What causes a man to write such tripe? Has he fallen victim to the wiles of the Turkish propaganda machine, which is emulating its fellow-Muslim Arabs by trying to undermine American friendship for Greece as they have for Israel? Or is he another sad example of the Anglo-Americans who suffer from a painful attraction-repulsion complex when dealing with things Hellenic? It scarcely matters which, so long as one does not take David Jackson seriously.

Harry L. Levy

American School of Classical Studies

Athens, Greece

David Jackson replies:

Mr. Levy has neither read my review carefully nor paused to consider his syntax. However, let’s take up his points. I have not found in Daravinga’s comprehensive Street Guide to Athens, or in my eighteen years’ residence in that city, any Hastings or Howe Street, Square, or Boulevard. It is impossible to make out what is meant by “turning chi to zero.” Now that the classical aspirate before vowels is no longer sounded, the common practice is to represent our letter H by the Greek letter X, pronounced “chi.”
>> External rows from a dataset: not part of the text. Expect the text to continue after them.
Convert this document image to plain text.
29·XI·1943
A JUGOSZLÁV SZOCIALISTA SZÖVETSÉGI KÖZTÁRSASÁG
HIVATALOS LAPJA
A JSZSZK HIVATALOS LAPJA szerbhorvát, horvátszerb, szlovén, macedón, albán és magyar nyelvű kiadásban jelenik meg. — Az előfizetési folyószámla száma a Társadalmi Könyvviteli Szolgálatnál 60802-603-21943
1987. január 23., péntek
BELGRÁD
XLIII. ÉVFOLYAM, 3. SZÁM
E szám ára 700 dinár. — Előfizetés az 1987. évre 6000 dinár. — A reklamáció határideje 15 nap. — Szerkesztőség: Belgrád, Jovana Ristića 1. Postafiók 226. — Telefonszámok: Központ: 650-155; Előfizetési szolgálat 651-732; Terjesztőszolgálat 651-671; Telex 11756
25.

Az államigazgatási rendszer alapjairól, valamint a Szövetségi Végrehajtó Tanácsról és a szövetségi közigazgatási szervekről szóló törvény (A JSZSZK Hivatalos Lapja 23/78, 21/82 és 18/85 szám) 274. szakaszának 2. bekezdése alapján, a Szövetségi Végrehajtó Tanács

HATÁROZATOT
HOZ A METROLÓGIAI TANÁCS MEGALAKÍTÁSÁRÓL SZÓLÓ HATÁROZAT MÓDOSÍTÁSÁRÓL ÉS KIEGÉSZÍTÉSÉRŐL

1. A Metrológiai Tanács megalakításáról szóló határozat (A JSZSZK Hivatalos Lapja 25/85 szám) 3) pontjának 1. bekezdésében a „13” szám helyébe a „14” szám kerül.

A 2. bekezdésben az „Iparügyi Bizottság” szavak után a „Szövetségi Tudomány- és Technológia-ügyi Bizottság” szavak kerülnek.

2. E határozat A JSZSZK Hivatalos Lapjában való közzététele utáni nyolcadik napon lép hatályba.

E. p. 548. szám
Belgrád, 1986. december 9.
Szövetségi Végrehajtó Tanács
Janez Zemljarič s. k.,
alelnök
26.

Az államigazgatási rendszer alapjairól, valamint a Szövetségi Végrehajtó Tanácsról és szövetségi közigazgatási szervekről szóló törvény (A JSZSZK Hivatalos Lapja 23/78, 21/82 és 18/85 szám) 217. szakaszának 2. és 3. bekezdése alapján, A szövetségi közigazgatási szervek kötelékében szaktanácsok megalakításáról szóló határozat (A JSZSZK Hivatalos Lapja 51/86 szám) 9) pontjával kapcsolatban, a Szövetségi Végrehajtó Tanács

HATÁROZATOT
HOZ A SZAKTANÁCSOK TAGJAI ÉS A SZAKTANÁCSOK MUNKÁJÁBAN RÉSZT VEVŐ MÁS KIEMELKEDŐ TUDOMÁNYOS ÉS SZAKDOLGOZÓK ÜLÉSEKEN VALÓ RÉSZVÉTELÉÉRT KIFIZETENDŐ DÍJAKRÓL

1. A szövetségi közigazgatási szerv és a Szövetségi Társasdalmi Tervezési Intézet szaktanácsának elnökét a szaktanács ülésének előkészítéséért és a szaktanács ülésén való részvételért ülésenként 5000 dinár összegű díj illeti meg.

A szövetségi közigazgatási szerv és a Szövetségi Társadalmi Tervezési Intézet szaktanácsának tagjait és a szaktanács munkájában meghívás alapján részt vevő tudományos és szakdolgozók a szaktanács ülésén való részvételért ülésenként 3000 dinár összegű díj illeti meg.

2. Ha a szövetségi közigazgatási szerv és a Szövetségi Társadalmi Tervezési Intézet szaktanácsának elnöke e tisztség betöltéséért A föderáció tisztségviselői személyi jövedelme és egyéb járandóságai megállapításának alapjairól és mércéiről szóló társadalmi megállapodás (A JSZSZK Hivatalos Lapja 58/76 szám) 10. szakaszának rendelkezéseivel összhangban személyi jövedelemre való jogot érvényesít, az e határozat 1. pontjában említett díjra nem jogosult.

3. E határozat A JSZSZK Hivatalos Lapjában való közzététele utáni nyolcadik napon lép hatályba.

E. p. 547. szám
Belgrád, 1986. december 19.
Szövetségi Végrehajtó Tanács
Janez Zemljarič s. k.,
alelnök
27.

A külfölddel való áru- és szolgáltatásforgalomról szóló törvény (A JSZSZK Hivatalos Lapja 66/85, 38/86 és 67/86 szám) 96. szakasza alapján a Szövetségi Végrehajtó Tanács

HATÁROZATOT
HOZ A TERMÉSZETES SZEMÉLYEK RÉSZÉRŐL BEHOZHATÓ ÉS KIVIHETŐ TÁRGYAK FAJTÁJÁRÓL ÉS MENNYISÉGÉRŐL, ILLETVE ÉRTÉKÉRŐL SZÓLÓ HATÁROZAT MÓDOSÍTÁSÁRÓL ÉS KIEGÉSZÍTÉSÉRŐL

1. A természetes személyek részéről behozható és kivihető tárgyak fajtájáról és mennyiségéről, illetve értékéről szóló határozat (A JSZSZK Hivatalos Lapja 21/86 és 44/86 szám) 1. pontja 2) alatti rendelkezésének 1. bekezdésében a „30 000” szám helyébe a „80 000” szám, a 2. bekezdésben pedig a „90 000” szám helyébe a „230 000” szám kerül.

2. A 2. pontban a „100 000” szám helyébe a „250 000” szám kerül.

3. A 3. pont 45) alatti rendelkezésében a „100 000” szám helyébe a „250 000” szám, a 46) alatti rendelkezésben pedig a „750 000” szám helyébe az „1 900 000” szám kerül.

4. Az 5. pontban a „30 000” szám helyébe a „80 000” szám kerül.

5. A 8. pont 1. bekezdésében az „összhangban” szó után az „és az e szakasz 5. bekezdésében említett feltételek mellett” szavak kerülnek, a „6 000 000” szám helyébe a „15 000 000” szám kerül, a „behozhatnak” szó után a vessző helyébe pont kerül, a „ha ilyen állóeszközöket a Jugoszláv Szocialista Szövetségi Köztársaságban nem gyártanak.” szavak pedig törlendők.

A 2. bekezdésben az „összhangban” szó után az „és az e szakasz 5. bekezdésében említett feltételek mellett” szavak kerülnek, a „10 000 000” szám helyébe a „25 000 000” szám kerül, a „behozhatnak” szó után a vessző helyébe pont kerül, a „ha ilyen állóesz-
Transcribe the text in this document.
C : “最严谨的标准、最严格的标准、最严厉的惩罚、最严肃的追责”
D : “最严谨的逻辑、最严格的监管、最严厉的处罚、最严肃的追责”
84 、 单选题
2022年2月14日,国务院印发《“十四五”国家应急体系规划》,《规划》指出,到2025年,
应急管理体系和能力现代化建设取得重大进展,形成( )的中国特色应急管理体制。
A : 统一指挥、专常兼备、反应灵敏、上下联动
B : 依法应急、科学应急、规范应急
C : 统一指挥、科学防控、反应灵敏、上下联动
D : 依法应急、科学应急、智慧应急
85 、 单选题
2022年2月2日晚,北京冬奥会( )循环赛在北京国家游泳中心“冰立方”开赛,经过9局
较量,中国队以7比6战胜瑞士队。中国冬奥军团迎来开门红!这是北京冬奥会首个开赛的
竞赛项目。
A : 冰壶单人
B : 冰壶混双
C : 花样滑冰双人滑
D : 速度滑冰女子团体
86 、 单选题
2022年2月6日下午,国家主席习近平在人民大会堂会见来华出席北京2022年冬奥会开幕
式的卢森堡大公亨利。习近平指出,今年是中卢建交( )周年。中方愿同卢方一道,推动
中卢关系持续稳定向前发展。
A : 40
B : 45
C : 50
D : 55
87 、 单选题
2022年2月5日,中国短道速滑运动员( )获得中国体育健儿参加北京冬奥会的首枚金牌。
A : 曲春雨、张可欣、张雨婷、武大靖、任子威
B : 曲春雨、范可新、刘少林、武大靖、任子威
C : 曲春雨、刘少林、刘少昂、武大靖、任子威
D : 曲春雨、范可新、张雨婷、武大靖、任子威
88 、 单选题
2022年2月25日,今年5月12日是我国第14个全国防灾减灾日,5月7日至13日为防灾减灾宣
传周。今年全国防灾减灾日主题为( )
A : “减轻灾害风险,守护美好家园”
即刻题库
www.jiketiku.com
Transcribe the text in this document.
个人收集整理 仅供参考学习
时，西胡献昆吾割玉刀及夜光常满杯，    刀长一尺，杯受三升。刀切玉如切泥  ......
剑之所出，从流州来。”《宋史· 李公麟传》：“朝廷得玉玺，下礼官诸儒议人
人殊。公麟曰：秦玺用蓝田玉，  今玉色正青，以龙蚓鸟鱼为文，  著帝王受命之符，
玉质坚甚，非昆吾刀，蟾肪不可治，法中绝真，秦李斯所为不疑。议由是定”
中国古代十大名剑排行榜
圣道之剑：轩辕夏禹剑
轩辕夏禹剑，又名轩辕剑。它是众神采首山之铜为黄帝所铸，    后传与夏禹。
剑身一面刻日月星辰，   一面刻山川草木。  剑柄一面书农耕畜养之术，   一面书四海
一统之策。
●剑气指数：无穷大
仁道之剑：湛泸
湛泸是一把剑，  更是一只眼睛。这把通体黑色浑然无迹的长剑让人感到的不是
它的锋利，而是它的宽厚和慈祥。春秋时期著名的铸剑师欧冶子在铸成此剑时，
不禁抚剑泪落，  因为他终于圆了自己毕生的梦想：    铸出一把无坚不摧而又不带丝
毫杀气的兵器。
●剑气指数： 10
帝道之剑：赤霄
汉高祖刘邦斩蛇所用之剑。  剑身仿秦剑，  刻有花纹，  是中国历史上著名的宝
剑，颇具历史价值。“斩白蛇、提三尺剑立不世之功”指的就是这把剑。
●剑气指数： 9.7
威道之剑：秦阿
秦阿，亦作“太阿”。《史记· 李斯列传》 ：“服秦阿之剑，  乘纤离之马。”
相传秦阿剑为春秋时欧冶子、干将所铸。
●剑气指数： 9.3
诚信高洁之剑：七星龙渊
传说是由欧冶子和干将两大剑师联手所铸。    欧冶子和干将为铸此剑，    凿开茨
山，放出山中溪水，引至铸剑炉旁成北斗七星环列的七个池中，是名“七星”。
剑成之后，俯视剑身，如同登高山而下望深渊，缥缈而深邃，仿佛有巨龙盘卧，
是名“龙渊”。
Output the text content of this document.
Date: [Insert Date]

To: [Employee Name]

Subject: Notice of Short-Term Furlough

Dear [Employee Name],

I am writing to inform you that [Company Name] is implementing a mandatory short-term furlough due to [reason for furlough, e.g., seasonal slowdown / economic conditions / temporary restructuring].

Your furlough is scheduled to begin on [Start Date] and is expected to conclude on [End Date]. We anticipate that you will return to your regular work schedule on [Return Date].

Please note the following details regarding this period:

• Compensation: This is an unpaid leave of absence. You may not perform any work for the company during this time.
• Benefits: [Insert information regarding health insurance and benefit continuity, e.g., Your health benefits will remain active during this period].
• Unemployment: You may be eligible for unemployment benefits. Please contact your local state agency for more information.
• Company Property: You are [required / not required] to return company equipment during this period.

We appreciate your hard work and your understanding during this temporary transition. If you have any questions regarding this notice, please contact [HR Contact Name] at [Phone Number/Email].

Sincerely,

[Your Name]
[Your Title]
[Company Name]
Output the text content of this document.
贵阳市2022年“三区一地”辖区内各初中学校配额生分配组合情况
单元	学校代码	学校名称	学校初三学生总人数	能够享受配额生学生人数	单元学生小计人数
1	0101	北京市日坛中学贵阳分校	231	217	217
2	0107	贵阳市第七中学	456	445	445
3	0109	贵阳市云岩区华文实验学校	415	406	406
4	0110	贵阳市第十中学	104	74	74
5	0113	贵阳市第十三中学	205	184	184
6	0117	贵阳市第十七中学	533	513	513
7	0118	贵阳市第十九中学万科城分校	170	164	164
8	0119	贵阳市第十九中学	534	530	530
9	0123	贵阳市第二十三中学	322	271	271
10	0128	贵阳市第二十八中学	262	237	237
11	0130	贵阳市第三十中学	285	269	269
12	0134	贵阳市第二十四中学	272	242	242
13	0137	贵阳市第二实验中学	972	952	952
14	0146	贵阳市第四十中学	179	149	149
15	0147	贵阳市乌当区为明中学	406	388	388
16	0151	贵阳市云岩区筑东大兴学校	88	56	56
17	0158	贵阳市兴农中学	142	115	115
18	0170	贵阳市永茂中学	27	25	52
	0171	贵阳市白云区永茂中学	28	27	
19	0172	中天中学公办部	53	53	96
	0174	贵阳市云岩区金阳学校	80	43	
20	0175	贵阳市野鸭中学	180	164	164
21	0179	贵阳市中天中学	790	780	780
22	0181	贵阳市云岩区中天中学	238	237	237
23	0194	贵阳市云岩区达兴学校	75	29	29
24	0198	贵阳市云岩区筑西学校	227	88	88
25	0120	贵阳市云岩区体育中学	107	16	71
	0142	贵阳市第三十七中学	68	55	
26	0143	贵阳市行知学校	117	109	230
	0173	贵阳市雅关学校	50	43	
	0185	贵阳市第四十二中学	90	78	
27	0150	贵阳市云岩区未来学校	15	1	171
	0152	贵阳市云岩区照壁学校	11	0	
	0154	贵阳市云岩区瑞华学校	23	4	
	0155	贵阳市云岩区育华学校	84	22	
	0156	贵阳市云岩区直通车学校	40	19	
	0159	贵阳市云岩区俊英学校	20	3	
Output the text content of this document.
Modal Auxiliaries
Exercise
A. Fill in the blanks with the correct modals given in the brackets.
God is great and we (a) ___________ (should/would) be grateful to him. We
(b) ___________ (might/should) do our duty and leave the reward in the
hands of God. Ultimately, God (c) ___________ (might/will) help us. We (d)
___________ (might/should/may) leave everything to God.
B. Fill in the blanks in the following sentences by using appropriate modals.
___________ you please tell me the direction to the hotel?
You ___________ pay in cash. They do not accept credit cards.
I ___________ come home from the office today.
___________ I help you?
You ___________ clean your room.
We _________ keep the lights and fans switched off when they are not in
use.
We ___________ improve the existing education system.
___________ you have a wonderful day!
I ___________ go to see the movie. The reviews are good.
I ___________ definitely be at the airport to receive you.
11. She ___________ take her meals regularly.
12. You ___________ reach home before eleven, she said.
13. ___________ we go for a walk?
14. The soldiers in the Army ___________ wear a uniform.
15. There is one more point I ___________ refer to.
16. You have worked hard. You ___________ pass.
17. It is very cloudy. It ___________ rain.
I suspect from Mr. Levy’s use of the letterhead from the American School of Classical Studies and the phrses “things Hellenic”—as opposed to “things demotic” (one could describe the Hellene as the Classicist and Europeanized Greek; the Demotic as the world of the vast majority of Greeks)—that he is out of touch with the Greece I know. For example, the shadow plays of Karagiozi. The name is originally Turkish, as is that other popular Greek delight, mousaka. This theater, possibly brought by Alexander from India, has a Punch and Judy humor that celebrates the cunning of its audience; but never (and this was my point about the commedia dell’arte) arrives at that level of humor personified by the melancholy and introspective figure of Pierrot—so needed to offset Harlequin’s brash opportunism. I am sorry if I implied that Dr. Howe first visited Greece after the war. I ought to have said “returned” after the war, only then bringing those American funds which, if brought earlier, he knew would have disappeared into the pockets of various indigenous adventurers.

Not for a moment am I sneering at Greece. I agree that Greece needs all the love it can get. Mr. Levy does not demonstrate his love for Greece by playing on the Greeks’ inflamed feelings and trying to marry these to confused political ideas of the moment.